Italy figures prominently in several essays, particularly in “I Shot A Man In Corleone: How Sicily Explained Johnny Cash To Me.” He moves from Johnny Cash’s concert at Folsom Prison to the Sicilian Mafia to the dogs of Palermo to Moby Dick to Bob Dylan and Walt Whitman.  In this essay he also gives a glimpse of his marriage to Barbara Hamby, who sometimes plays Alice Trillin to his Calvin.  He recounts her receiving the larger slice of cassata alla siciliana and saying to him after he has pouted, “I know you wanted me to give you that big piece of cake, but I’d already given you the bigger steak, so I figured, do I have to give him the bigger everything?”  He moves from this into a segment on another formidable wife, June Carter Cash.

            His focus turns to striptease in “Like A Twin Engine Bomber” and to women and mysticism in “Shrouded In A Fiery Mist,” in which he calls Saint Teresa “sexy” and writes that “Emily Dickinson and Saint Teresa of Avila expand our definition of who women are and what they can be . . . .”  They allow us to imagine “a life in which physicality and spirituality aren’t alternated but combined, fused in a way that transcends both sates, the self, our physical surroundings—that unites the heavens and the earthly world, as Emerson said.  Dickinson calls this third way [of living] ‘the swoon / God sends us women,’ Saint Teresa a ‘radiance.’  Hawthorne calls it Eden, a garden that, for both saint and poet, shimmers like a fiery mist.”  He takes on religion again in “Why Does It Always Have To Be a Boy Baby?” writing, “Religion is best taken, not as an idea, but as an appetite.”

            In “Give Me Life Coarse and Rank,” Kirby writes about Whitman, connecting him to the Hebrew poets of   the Old Testament and to “old, weird America,”—again, a carnival—a “country of radical individuals, of street preachers, con men, hoboes, frontiersmen, wandering musicians, slaves on the run, Native American shamans and warriors and shape-shifters, folk heroes (Paul Bunyan, John Henry, Johnny Appleseed) and villains (the James brothers, Billy the Kid).”  If Saint Teresa’s and Emily Dickinson’s mysticism focused on union with God, Whitman’s is focused on union among human beings, and, Kirby writes, “It’s not that Whitman fails to express union (‘that word unsaid’)—no poet can, so what he describes instead and with sweaty, breathy accuracy is his failed quest to do so.”

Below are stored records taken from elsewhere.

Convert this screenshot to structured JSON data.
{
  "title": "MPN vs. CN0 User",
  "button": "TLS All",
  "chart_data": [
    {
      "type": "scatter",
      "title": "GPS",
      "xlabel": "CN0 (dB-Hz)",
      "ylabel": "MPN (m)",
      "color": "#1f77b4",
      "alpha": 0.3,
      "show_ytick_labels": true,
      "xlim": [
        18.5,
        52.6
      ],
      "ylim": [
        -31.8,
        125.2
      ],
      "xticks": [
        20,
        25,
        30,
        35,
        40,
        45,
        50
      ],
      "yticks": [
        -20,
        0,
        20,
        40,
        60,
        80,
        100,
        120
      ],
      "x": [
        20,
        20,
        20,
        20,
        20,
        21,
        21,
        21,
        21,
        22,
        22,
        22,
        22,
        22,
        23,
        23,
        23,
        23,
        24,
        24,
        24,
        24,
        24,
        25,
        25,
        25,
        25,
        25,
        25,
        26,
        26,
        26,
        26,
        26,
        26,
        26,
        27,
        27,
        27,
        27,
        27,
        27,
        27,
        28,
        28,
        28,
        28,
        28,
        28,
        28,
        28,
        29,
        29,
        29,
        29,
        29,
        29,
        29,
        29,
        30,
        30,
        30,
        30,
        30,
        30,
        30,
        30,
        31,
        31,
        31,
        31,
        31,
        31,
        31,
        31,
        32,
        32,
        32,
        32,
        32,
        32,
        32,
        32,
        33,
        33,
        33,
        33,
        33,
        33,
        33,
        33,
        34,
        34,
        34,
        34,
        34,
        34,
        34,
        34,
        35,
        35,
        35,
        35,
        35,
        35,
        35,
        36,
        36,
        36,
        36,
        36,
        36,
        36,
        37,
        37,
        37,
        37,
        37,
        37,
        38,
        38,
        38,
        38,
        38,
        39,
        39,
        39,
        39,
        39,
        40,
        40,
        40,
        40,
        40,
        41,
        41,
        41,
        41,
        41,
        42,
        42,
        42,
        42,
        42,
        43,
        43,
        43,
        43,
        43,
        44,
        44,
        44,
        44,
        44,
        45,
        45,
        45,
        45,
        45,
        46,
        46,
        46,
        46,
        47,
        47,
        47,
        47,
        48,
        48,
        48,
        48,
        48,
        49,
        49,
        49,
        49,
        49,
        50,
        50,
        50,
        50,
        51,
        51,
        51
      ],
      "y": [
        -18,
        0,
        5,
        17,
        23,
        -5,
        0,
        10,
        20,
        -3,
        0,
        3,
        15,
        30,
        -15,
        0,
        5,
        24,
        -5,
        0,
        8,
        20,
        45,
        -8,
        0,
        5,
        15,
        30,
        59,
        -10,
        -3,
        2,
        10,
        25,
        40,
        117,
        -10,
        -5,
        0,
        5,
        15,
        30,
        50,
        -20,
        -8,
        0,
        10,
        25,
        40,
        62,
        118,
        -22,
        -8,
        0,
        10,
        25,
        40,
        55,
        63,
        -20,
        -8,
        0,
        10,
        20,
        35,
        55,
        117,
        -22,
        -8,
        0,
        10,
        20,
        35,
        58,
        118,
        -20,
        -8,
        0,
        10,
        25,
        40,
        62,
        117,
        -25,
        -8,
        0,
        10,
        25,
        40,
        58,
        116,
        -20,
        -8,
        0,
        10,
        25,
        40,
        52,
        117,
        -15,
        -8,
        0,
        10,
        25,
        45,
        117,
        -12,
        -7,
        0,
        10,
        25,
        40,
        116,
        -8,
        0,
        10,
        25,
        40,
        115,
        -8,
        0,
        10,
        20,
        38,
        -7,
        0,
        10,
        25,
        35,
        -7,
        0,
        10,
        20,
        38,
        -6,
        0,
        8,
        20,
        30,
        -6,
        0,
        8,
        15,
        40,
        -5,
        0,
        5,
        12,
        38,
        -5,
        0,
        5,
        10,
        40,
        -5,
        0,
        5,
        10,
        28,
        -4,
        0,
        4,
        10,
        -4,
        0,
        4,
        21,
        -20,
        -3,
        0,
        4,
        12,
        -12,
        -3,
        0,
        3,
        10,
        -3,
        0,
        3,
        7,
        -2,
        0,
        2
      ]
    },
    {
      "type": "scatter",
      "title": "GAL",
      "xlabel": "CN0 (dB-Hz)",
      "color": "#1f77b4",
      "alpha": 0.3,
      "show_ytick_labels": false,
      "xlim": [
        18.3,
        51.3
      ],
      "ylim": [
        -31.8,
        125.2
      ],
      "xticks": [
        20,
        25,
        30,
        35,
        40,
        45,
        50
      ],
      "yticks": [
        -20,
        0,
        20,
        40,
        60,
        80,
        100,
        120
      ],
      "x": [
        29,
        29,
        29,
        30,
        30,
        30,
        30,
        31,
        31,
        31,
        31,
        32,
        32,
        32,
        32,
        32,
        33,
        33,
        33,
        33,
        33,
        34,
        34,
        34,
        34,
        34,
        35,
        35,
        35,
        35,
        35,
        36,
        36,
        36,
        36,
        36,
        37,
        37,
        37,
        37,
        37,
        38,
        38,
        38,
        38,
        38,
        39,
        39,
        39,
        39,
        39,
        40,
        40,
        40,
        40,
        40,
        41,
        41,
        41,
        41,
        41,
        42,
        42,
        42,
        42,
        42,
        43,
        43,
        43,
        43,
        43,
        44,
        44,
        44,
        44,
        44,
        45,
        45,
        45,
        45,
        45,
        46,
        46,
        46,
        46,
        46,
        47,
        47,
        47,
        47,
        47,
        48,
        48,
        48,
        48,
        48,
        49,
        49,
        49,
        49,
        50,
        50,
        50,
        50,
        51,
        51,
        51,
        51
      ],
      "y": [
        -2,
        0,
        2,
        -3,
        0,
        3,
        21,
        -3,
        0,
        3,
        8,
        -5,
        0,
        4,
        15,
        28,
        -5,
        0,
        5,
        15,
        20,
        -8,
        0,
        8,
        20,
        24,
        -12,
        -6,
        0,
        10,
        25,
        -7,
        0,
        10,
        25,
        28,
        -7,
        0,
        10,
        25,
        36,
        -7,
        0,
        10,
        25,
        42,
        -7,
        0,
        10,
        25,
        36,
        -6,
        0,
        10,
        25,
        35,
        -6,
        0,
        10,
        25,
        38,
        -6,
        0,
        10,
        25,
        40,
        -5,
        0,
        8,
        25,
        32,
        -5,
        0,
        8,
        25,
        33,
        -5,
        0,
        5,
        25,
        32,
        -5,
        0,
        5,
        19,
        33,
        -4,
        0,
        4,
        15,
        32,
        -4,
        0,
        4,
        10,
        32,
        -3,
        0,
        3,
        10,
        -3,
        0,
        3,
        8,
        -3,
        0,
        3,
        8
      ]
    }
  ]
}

            To those of us who might want to follow Kirby’s footsteps into writing, he offers this advice: “First, read—read everything . . .   When you get to the infield, start walking, and don’t worry about getting lost, because it will almost certainly be better if you do.  Talk to everyone you meet.  Above all, listen.  Then retrace your steps and begin to write.  For only after reading and walking and talking and listening to people on every avenue are you ready to begin answering the only question worth asking —what’s good?”


Angela Kelsey lives in Miami Shores with Gracie and Max.